Мои драгоценные дни - стр. 15
Андрей Вознесенский: его я видела в последний раз весной 2009 года в ЦДЛ, когда он уже почти не мог разговаривать. У меня в то время гостил мой друг Александр Половец, создатель и главный редактор с 1980 до 2000 года лучшего в тот период русскоязычного еженедельника в Америке – «Панорамы», а потом – президент Американского фонда Булата Окуджавы, автор нескольких книг воспоминаний, бесед, рассказов. Мы заглянули в Арт-кафе поужинать.
Андрей сидел один за столиком наискосок от нас. Посетители поглядывали на него и перешептывались. Видимо, Зоя была где-то рядом – не могла же она оставить его тут одного. Не уверенная в том, что он меня узнает, я все-таки подошла к нему поздороваться, назвалась (кивнул: «узнал»), спросила, один ли он (слабо качнул головой: «нет»), сказала, как рада его видеть, как часто перечитываю его стихи, особенно ранние, как надеюсь, что он снова обретет силы. Он грустно улыбнулся, что-то невнятно прошелестел губами, по щеке скатилась слеза. Я наклонилась и осторожно поцеловала его в висок. Мы с Сашей вышли из Арт-кафе на улицу. Пока разговаривали, шофер вынес из ЦДЛ повисшего у него на плече и вяло перебиравшего ногами Андрея, и, как былинку, осторожно опустил в машину…

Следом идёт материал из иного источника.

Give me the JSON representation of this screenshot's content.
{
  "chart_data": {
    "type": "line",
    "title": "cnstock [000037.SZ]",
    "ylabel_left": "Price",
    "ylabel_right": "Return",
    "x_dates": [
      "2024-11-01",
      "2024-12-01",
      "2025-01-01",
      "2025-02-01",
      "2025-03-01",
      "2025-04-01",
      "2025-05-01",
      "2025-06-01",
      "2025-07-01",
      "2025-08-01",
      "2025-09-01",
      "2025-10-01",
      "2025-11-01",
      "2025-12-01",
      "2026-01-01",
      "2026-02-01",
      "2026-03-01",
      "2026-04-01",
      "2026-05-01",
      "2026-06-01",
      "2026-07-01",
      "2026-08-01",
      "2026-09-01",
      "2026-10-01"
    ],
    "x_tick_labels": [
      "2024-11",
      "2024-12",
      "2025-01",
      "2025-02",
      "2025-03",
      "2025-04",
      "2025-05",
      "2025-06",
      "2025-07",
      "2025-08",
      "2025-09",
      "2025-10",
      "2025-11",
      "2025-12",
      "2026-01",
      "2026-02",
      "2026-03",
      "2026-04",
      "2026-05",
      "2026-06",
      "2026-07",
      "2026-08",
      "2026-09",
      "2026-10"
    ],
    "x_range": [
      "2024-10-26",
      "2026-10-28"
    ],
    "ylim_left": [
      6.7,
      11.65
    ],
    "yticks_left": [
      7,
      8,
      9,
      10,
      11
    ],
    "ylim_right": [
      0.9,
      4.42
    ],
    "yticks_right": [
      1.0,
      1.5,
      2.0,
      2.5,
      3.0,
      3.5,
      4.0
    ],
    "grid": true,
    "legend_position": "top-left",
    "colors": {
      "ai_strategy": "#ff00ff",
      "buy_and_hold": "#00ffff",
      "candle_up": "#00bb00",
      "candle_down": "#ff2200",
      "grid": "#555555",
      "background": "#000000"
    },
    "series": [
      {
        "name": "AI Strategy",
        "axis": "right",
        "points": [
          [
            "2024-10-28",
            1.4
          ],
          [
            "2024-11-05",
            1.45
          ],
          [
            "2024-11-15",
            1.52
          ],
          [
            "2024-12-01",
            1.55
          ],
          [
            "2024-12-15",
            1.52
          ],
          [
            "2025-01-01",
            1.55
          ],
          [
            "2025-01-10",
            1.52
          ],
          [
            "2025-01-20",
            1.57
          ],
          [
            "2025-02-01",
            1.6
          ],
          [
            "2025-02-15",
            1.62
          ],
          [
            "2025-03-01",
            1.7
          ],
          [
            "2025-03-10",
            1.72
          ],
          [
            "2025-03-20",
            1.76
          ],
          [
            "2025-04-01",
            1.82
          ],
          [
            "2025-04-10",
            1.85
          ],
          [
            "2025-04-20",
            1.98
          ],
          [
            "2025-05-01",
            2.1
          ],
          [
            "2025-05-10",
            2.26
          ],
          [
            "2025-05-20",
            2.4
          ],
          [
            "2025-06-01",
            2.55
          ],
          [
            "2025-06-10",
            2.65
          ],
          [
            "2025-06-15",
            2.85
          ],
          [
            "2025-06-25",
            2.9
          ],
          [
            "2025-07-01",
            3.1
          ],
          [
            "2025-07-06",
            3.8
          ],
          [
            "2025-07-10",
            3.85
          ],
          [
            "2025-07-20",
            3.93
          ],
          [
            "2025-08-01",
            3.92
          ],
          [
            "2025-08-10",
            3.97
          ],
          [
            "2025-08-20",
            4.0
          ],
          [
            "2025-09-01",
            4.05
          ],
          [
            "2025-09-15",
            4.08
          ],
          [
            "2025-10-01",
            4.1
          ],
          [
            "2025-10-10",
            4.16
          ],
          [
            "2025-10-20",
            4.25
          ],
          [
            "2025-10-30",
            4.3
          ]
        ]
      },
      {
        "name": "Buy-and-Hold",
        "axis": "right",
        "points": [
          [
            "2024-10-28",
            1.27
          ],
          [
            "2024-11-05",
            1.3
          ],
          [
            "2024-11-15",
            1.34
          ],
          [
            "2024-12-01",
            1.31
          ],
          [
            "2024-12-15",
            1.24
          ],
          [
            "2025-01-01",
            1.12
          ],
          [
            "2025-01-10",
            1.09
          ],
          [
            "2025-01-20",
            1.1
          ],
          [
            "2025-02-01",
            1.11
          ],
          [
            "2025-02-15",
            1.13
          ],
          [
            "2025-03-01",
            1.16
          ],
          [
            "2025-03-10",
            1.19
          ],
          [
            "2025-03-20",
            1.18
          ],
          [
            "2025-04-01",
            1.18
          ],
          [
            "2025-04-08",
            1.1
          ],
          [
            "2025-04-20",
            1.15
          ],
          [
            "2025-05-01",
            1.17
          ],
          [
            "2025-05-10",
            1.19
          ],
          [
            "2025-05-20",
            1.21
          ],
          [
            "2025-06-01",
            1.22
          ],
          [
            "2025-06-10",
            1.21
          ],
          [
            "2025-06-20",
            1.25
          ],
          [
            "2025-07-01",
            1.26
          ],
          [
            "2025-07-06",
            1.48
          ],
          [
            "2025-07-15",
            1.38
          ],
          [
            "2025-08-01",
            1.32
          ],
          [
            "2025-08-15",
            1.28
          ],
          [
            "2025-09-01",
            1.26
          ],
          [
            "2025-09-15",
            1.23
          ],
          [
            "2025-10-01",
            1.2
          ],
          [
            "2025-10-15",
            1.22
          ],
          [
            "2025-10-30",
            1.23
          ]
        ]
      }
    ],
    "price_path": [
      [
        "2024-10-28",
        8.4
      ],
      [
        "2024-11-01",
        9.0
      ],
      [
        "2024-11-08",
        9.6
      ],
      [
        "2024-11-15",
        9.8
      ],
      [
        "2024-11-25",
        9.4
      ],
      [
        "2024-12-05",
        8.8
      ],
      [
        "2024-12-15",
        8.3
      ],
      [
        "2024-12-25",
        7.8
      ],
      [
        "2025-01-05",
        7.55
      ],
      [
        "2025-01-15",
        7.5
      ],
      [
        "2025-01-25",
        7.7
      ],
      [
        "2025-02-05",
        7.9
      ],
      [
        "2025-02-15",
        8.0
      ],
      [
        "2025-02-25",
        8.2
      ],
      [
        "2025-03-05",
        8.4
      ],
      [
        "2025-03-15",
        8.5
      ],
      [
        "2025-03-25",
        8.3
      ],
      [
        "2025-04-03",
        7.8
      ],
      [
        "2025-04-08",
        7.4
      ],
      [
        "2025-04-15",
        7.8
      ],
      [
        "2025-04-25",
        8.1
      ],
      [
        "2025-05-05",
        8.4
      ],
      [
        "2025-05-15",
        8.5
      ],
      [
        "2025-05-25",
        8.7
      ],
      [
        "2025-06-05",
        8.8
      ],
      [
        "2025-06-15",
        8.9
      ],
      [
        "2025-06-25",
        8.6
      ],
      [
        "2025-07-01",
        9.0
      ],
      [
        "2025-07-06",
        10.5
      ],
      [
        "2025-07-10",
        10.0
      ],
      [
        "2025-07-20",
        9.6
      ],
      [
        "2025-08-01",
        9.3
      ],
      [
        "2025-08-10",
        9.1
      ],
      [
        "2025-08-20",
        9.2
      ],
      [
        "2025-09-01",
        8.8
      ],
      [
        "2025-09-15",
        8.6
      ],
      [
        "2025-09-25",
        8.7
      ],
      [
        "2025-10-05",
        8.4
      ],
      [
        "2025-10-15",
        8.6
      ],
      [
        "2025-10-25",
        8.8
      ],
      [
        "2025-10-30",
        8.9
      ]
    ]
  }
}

Через год Андрея не стало.
После той морозной прогулки все – окоченевшие до синевы Петя и Андрей, незамерзающие Б. А. и Флор – зашли к нам. У меня была закопана в сугроб под яблоней бутылка водки. Разогрелись и еще довольно долго обсуждали разные разности отнюдь не литературного содержания: интригующую близость двух известных поэтесс, новый развод Володи Соколова, до болезненности страстный сталинизм Феликса Чуева и то, как Владимир Цыбин, страшно гордый тем, что временно заменяет председателя бюро секции поэзии Михаила Луконина, вручал поэтессе Нине Эскович поздравительный адрес к 60-летию: «Совсем недавно мы принимали Нину Леонтьевну в Союз, а сейчас ей уже шестьдесят. Не каждому удается столько прожить!»…
Слуцкий слушал, но не комментировал.
Когда же все темы оказались исчерпаны и ненадолго воцарилось молчание, Петя ни к селу ни к городу неожиданно выкрикнул:
– А вообще все Марины – ведьмы!
Мариной звали Петину жену.
Лето 1972 года выдалось необыкновенно знойным и засушливым.
В Москве температура поднималась под сорок. В Шатуре, как всегда в жару, горели торфяники – Москву по утрам заволакивал сизый удушливый дым.
Надо было бежать из города, пока не спадет жара. Я позвонила Слуцким, которых эта жара тоже мучила, особенно уже тогда болевшую Таню, и предложила поискать что-то под Москвой. Они моментально согласились.
Наша литературная приятельница, жившая в Ивантеевке и тайно влюбленная в неприступного Бориса Абрамовича, предложила договориться с дирекцией пустовавшей ведомственной гостиницы при заброшенном полигоне дорожных машин. Нам разрешили снять там два номера.
Шестиэтажное строение возвышалось над окружающим его с трех сторон лесом. С четвертой раскинулся пустовавший полигон. Рядом бежала неширокая быстрая речка Уча.
В номерах были душ и туалет, на первом этаже – кухня с посудой и газовой плитой, готовили еду мы сами, поочередно. За окнами высокий сосновый бор, в гуще которого красноголовые дятлы громко долбили засохшие стволы.
Обычно через день мы сообща ловили такси в Ивантеевку за продуктами. В продмаге выбор был небольшой, но плавленые сырки «Дружба», хлеб, кое-какие овощи, макароны и слипшуюся карамель купить было можно. Тушенка была только свиная в стеклянных пол-литровых банках: две трети жидкого от жары свиного жира и одна треть волокнистых комлей мяса. К счастью, мы все были неприхотливы, и, если находилось во что взять квас, то обед получался роскошным: ели окрошку и макароны с тушенкой. После обеда Слуцкие обычно уходили к себе отдыхать, а мы садились переводить кого-нибудь из национальных друзей. Наша дошкольница Оля проводила лето на детсадовской даче под Звенигородом.